Many women, especially women of color with multiple marginalizations, bring to their activism their unique, comprehensive, lived experience. This might include a legacy of generational trauma and survival skills in adverse environments. It may also include heightened sensitivity and well-honed innovative, analytical, and adaptive skills. These are transferable skills that can help fortify leadership capability.

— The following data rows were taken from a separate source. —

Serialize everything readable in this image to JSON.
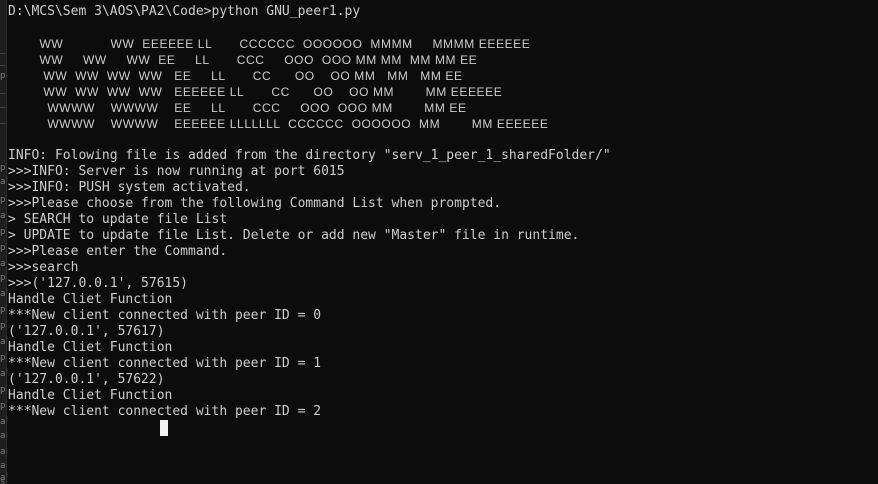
{
  "window": {
    "left_strip_marks": [
      "_",
      "_",
      "p",
      "_p",
      "_p",
      "_p",
      "p",
      "a",
      "p",
      "a",
      "p",
      "p",
      "a",
      "p",
      "a",
      "p",
      "p",
      "a",
      "p",
      "a",
      "p",
      "p",
      "a",
      "a",
      "a",
      "a",
      "a",
      "se"
    ]
  },
  "terminal": {
    "prompt_line": "D:\\MCS\\Sem 3\\AOS\\PA2\\Code>python GNU_peer1.py",
    "banner_lines": [
      "        WW            WW  EEEEEE LL       CCCCCC  OOOOOO  MMMM     MMMM EEEEEE",
      "        WW     WW     WW  EE     LL       CCC     OOO  OOO MM MM  MM MM EE",
      "         WW  WW  WW  WW   EE     LL       CC      OO    OO MM   MM   MM EE",
      "         WW  WW  WW  WW   EEEEEE LL       CC      OO    OO MM        MM EEEEEE",
      "          WWWW    WWWW    EE     LL       CCC     OOO  OOO MM        MM EE",
      "          WWWW    WWWW    EEEEEE LLLLLLL  CCCCCC  OOOOOO  MM        MM EEEEEE"
    ],
    "output_lines": [
      "INFO: Folowing file is added from the directory \"serv_1_peer_1_sharedFolder/\"",
      ">>>INFO: Server is now running at port 6015",
      ">>>INFO: PUSH system activated.",
      ">>>Please choose from the following Command List when prompted.",
      "> SEARCH to update file List",
      "> UPDATE to update file List. Delete or add new \"Master\" file in runtime.",
      ">>>Please enter the Command.",
      ">>>search",
      ">>>('127.0.0.1', 57615)",
      "Handle Cliet Function",
      "***New client connected with peer ID = 0",
      "('127.0.0.1', 57617)",
      "Handle Cliet Function",
      "***New client connected with peer ID = 1",
      "('127.0.0.1', 57622)",
      "Handle Cliet Function",
      "***New client connected with peer ID = 2"
    ]
  }
}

Whether we’re running households or board meetings, leading petition drives, parenting mindfully, organizing marches/rallies, lending moral support, showing up sans apology in unwelcoming spaces, or whatever brand of activism we choose to employ, we bring the totality of our experience.
We need many voices sharing the range of experiences from intersecting identities that are not often given volume, and we need to amplify stories that increase the shifting in seats from discomfort—perhaps dislodging ignorance and complacency in the face of experiences that may not mirror your own.
Maybe—just maybe—more folks, including lawmakers, will make connections and be moved to do the right thing by voting for health care that benefits life by preserving current health care and Medicare/Medicaid protections. Not doing so threatens quality of life and life expectancy. And since we’re not there yet, we’ll keep rolling, sitting in, tapping away at keyboards, and mobilizing so that our experiences are normalized and less newsworthy. Maybe then our collective rights as citizens will be recognized and respected without a second thought. Disabled lives are an everyday occurrence. Not recognizing this fact is not only disrespectful but dangerous. We’re tired of fighting, but we have little choice not to—otherwise it spells our demise.